Returning alongside Stewart for Picard is Jonathan Frakes, who’s both reprised Riker on-screen and has directed a couple of episodes of it as well. Speaking to The Hollywood Reporter, Frakes reflected on the differences between TNG and Picard, particularly with regards to episode 5, “Stardust City Rag,” which featured a very emotionally-charged scene between Jean-Luc and Jeri Ryan’s Seven of Nine.

“We never could have done [a scene like] this on our show,” Frakes told THR. The actor/director is referring to how creator Gene Roddenberry was keen for Trek to depict a utopian future where humanity has come together and put aside interpersonal conflict. This was a noble foundation for the franchise, but it’s made things notoriously difficult for writers over the years when it comes to crafting dramatic situations.

To Frakes, Picard still honors Roddenberry’s beliefs but also delves into the vulnerability of the characters more than we’ve seen before.

“As we know, conflict is what creates drama. So, on Next Gen, it was a very challenging set of rules — primarily for the writers — to find ways to create drama. In this new version of Star Trek, which honors what Roddenberry laid out — in terms of the optimism and respect toward themes like racism — all of those elements are sort of strongly rooted in this show. But the notion of self-doubt, the vulnerability — especially for a [character] like Picard — the damage of past experiences, are so much more compelling to watch … It’s a denser show than Next Gen, I think that’s fair to say.
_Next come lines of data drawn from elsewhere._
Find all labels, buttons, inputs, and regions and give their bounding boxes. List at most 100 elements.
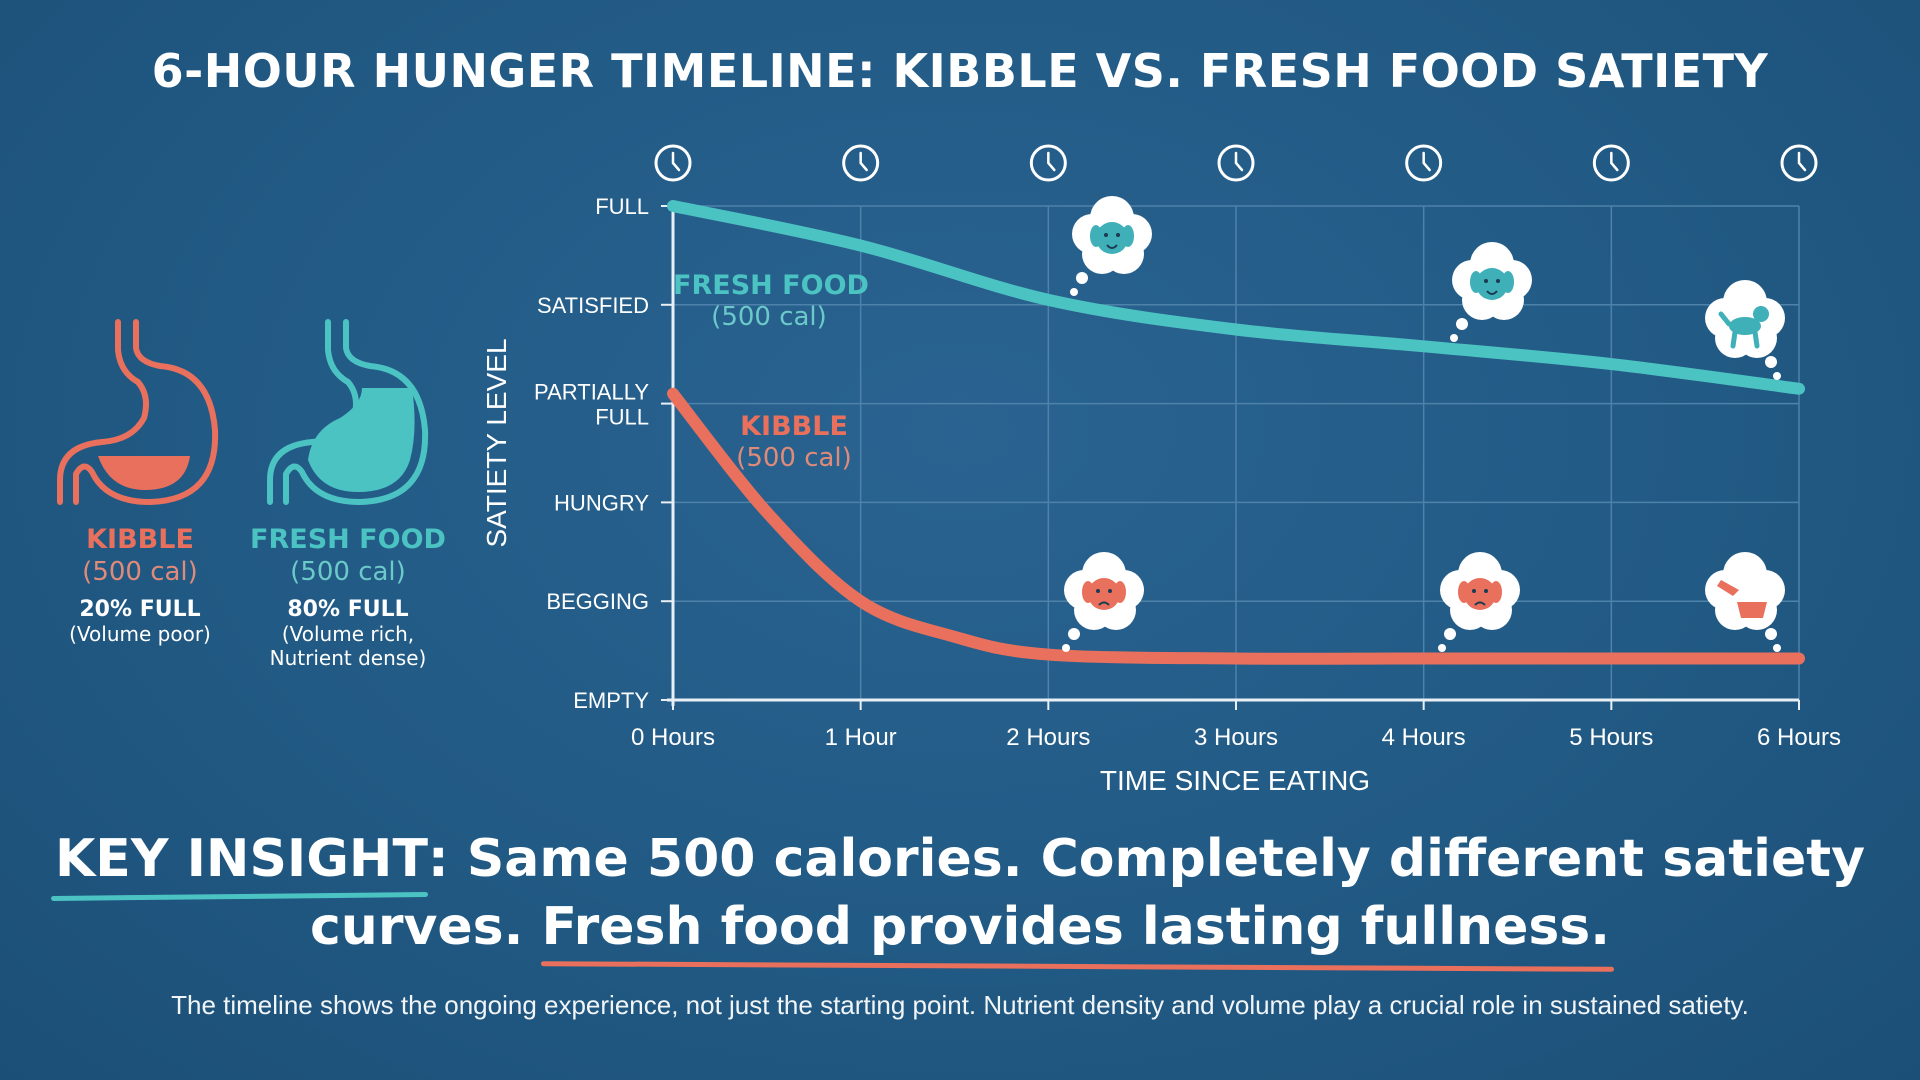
dog-mouth (1486, 290, 1498, 295)
dog-eye (1472, 589, 1476, 593)
kibble-calories: (500 cal) (82, 557, 198, 587)
chart-axes: 0 Hours 1 Hour 2 Hours 3 Hours 4 Hours 5 Hour… (481, 194, 1841, 796)
bubble-tail (1438, 644, 1446, 652)
clock-face (1405, 144, 1443, 182)
thought-bubble (1450, 242, 1532, 342)
y-tick-label: BEGGING (546, 589, 649, 614)
x-tick-label: 1 Hour (825, 724, 897, 751)
bubble-tail (1773, 372, 1781, 380)
thought-bubble (1070, 196, 1152, 296)
fresh-calories: (500 cal) (290, 557, 406, 587)
kibble-line (667, 387, 1805, 665)
fresh-food-stomach-icon (267, 319, 429, 505)
clock-face (1217, 144, 1255, 182)
bubble-tail (1765, 356, 1777, 368)
kibble-name: KIBBLE (86, 524, 194, 555)
y-tick-label: HUNGRY (554, 490, 649, 515)
thought-bubbles (1062, 196, 1785, 652)
dog-ear (1470, 271, 1482, 293)
bubble-tail (1062, 644, 1070, 652)
clock-icon (1405, 144, 1443, 182)
dog-ear (1458, 581, 1470, 603)
kibble-stomach-label: KIBBLE (500 cal) 20% FULL (Volume poor) (40, 524, 240, 646)
dog-mouth (1474, 601, 1486, 606)
clock-row (654, 144, 1818, 182)
key-insight: KEY INSIGHT: Same 500 calories. Complete… (0, 825, 1920, 961)
fresh-name: FRESH FOOD (250, 524, 446, 555)
y-tick-label-line: FULL (595, 405, 649, 430)
clock-hands (1610, 151, 1619, 172)
fresh-food-series-sublabel: (500 cal) (711, 302, 827, 332)
clock-icon (842, 144, 880, 182)
x-axis-title: TIME SINCE EATING (1100, 765, 1370, 796)
y-tick-label-line: EMPTY (573, 688, 649, 713)
dog-ear (1490, 581, 1502, 603)
fresh-note-2: Nutrient dense) (269, 646, 427, 670)
thought-bubble (1438, 552, 1520, 652)
x-tick-label: 0 Hours (631, 724, 715, 751)
thought-bubble (1705, 552, 1785, 652)
dog-ear (1082, 581, 1094, 603)
food-bag (1717, 580, 1739, 596)
bubble-tail (1450, 334, 1458, 342)
clock-face (654, 144, 692, 182)
chart-lines (667, 200, 1805, 665)
dog-mouth (1098, 601, 1110, 606)
kibble-series-label: KIBBLE (740, 411, 848, 442)
x-tick-label: 6 Hours (1757, 724, 1841, 751)
y-tick-label-line: PARTIALLY (534, 380, 649, 405)
dog-eye (1096, 589, 1100, 593)
x-tick-label: 2 Hours (1006, 724, 1090, 751)
page-title: 6-HOUR HUNGER TIMELINE: KIBBLE VS. FRESH… (151, 44, 1769, 98)
clock-hands (1234, 151, 1244, 172)
dog-face (1464, 578, 1496, 610)
clock-hands (1797, 151, 1807, 172)
y-axis-title: SATIETY LEVEL (481, 338, 512, 547)
bowl (1737, 602, 1767, 618)
bubble-tail (1773, 644, 1781, 652)
happy-dog-icon (1090, 222, 1134, 254)
y-tick-label-line: BEGGING (546, 589, 649, 614)
clock-face (1592, 144, 1630, 182)
playful-dog-icon (1718, 306, 1769, 349)
sad-dog-icon (1458, 578, 1502, 610)
fresh-note-1: (Volume rich, (281, 622, 415, 646)
clock-hands (1047, 151, 1056, 172)
fresh-food-line (667, 200, 1805, 395)
stomach-illustrations (57, 319, 429, 505)
dog-ear (1090, 225, 1102, 247)
chart-labels: FRESH FOOD(500 cal)KIBBLE(500 cal) (673, 270, 869, 473)
dog-ear (1122, 225, 1134, 247)
kibble-stomach-icon (57, 319, 219, 505)
clock-icon (654, 144, 692, 182)
y-tick-label: EMPTY (573, 688, 649, 713)
y-tick-label: SATISFIED (537, 293, 649, 318)
bubble-tail (1444, 628, 1456, 640)
fresh-stomach-label: FRESH FOOD (500 cal) 80% FULL (Volume ri… (238, 524, 458, 670)
dog-eye (1484, 589, 1488, 593)
dog-eye (1104, 233, 1108, 237)
clock-face (1029, 144, 1067, 182)
dog-eye (1108, 589, 1112, 593)
footer-note: The timeline shows the ongoing experienc… (171, 990, 1749, 1020)
dog-ear (1114, 581, 1126, 603)
x-tick-label: 5 Hours (1569, 724, 1653, 751)
kibble-series-sublabel: (500 cal) (736, 443, 852, 473)
happy-dog-icon (1470, 268, 1514, 300)
y-tick-label-line: SATISFIED (537, 293, 649, 318)
fresh-food-series-label: FRESH FOOD (673, 270, 869, 301)
clock-hands (1422, 151, 1431, 172)
dog-eye (1484, 279, 1488, 283)
bubble-tail (1765, 628, 1777, 640)
fresh-fill-label: 80% FULL (287, 597, 409, 622)
dog-eye (1496, 279, 1500, 283)
clock-face (842, 144, 880, 182)
sad-dog-icon (1082, 578, 1126, 610)
bubble-tail (1456, 318, 1468, 330)
clock-face (1780, 144, 1818, 182)
x-tick-label: 4 Hours (1382, 724, 1466, 751)
dog-legs (1718, 311, 1760, 349)
dog-face (1476, 268, 1508, 300)
y-tick-label-line: FULL (595, 194, 649, 219)
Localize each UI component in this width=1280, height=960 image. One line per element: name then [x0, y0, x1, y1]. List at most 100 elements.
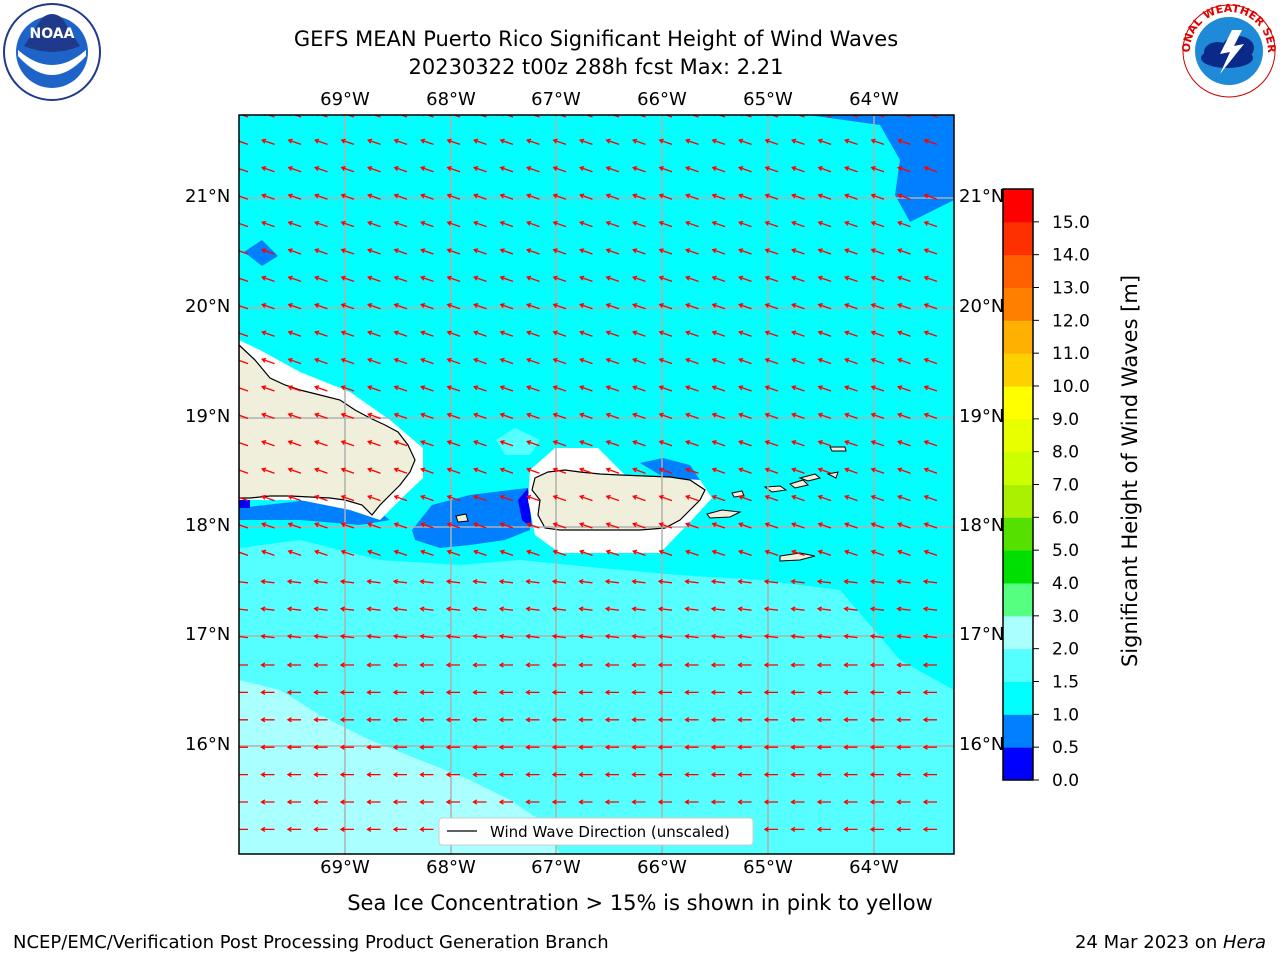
wave-direction-arrow [526, 357, 540, 365]
wave-direction-arrow [657, 771, 672, 778]
wave-direction-arrow [419, 662, 434, 668]
colorbar-tick-label: 9.0 [1052, 410, 1079, 430]
colorbar-tick-label: 6.0 [1052, 508, 1079, 528]
wave-direction-arrow [498, 689, 513, 696]
wave-direction-arrow [738, 248, 752, 255]
wave-direction-arrow [896, 717, 911, 723]
wave-direction-arrow [419, 717, 434, 723]
lat-label-left-21n: 21°N [185, 186, 231, 207]
wave-direction-arrow [286, 826, 301, 833]
wave-direction-arrow [420, 549, 434, 557]
wave-direction-arrow [313, 826, 328, 833]
wave-direction-arrow [392, 633, 408, 640]
wave-direction-arrow [684, 799, 699, 805]
wave-direction-arrow [473, 248, 487, 255]
wave-direction-arrow [367, 330, 381, 337]
wave-direction-arrow [816, 744, 831, 750]
wave-direction-arrow [605, 412, 620, 420]
wave-direction-arrow [685, 412, 699, 420]
wave-direction-arrow [313, 633, 328, 640]
wave-direction-arrow [339, 799, 354, 805]
wave-direction-arrow [579, 220, 593, 228]
wave-direction-arrow [710, 717, 725, 723]
wave-direction-arrow [578, 633, 593, 640]
wave-direction-arrow [419, 633, 434, 640]
wave-direction-arrow [844, 494, 858, 502]
wave-direction-arrow [420, 275, 434, 283]
wave-direction-arrow [605, 522, 620, 529]
wave-direction-arrow [790, 717, 805, 723]
wave-direction-arrow [738, 303, 752, 310]
wave-direction-arrow [658, 467, 673, 474]
wave-direction-arrow [684, 662, 699, 668]
wave-direction-arrow [923, 385, 938, 392]
wave-direction-arrow [239, 691, 248, 694]
wave-direction-arrow [658, 549, 673, 557]
wave-direction-arrow [579, 467, 593, 474]
wave-direction-arrow [525, 744, 540, 750]
wave-direction-arrow [314, 412, 328, 420]
wave-direction-arrow [420, 220, 434, 228]
wave-direction-arrow [554, 115, 567, 118]
wave-direction-arrow [526, 522, 540, 529]
wave-direction-arrow [737, 744, 752, 750]
wave-direction-arrow [367, 275, 381, 283]
band-1-5-2-0-patch [496, 428, 540, 455]
wave-direction-arrow [869, 826, 884, 833]
colorbar-tick-label: 5.0 [1052, 541, 1079, 561]
wave-direction-arrow [923, 275, 938, 283]
lat-label-right-18n: 18°N [959, 515, 1005, 536]
wave-direction-arrow [313, 799, 328, 805]
wave-direction-arrow [631, 662, 646, 668]
wave-direction-arrow [367, 467, 381, 474]
wave-direction-arrow [738, 275, 752, 283]
wave-direction-arrow [473, 522, 487, 529]
wave-direction-arrow [472, 662, 487, 668]
wave-direction-arrow [738, 467, 752, 474]
wave-direction-arrow [657, 717, 672, 723]
wave-direction-arrow [260, 771, 275, 778]
wave-direction-arrow [632, 412, 646, 420]
wave-direction-arrow [286, 662, 301, 668]
wave-direction-arrow [392, 744, 407, 750]
wave-direction-arrow [870, 549, 885, 557]
wave-direction-arrow [420, 248, 434, 255]
wave-direction-arrow [420, 330, 434, 337]
wave-direction-arrow [658, 330, 673, 337]
wave-direction-arrow [843, 717, 858, 723]
wave-direction-arrow [685, 275, 699, 283]
wave-direction-arrow [392, 717, 407, 723]
wave-direction-arrow [605, 385, 620, 392]
wave-direction-arrow [287, 385, 302, 392]
wave-direction-arrow [763, 662, 778, 668]
wave-direction-arrow [340, 412, 355, 420]
wave-direction-arrow [393, 522, 408, 529]
wave-direction-arrow [632, 275, 646, 283]
wave-direction-arrow [552, 385, 567, 392]
wave-direction-arrow [446, 549, 461, 557]
wave-direction-arrow [445, 771, 460, 778]
wave-direction-arrow [604, 717, 619, 723]
wave-direction-arrow [713, 115, 726, 118]
wave-direction-arrow [737, 717, 752, 723]
wave-direction-arrow [793, 115, 805, 118]
wave-direction-arrow [843, 689, 858, 696]
wave-direction-arrow [631, 771, 646, 778]
wave-direction-arrow [420, 303, 434, 310]
wave-direction-arrow [446, 522, 461, 529]
wave-direction-arrow [817, 440, 832, 447]
colorbar-tick-label: 15.0 [1052, 213, 1090, 233]
wave-direction-arrow [896, 771, 911, 778]
wave-direction-arrow [526, 467, 540, 474]
wave-direction-arrow [791, 275, 805, 283]
wave-direction-arrow [658, 412, 673, 420]
colorbar-tick-label: 2.0 [1052, 640, 1079, 660]
wave-direction-arrow [340, 357, 355, 365]
wave-direction-arrow [658, 138, 673, 146]
wave-direction-arrow [711, 494, 726, 502]
wave-direction-arrow [313, 717, 328, 723]
wave-direction-arrow [763, 826, 778, 833]
wave-direction-arrow [261, 522, 275, 529]
wave-direction-arrow [791, 549, 805, 557]
wave-direction-arrow [525, 717, 540, 723]
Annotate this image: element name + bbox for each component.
Pushing Picard to these places, watching Patrick act that out — and he was in the writer’s room as they developed this story — it’s all so rewarding to see.”

Something else you wouldn’t have on classic Trek is expletives, with F-bombs and the like making their way into the franchise with Star Trek: Discovery. Picard showrunner Michael Chabon has previously defended the use of strong language in modern Trek series, pointing out that it was only network rules that prevented any swearing before now and there’s no in-universe reason it shouldn’t happen.

Star Trek: Picard continues Thursdays on CBS All Access.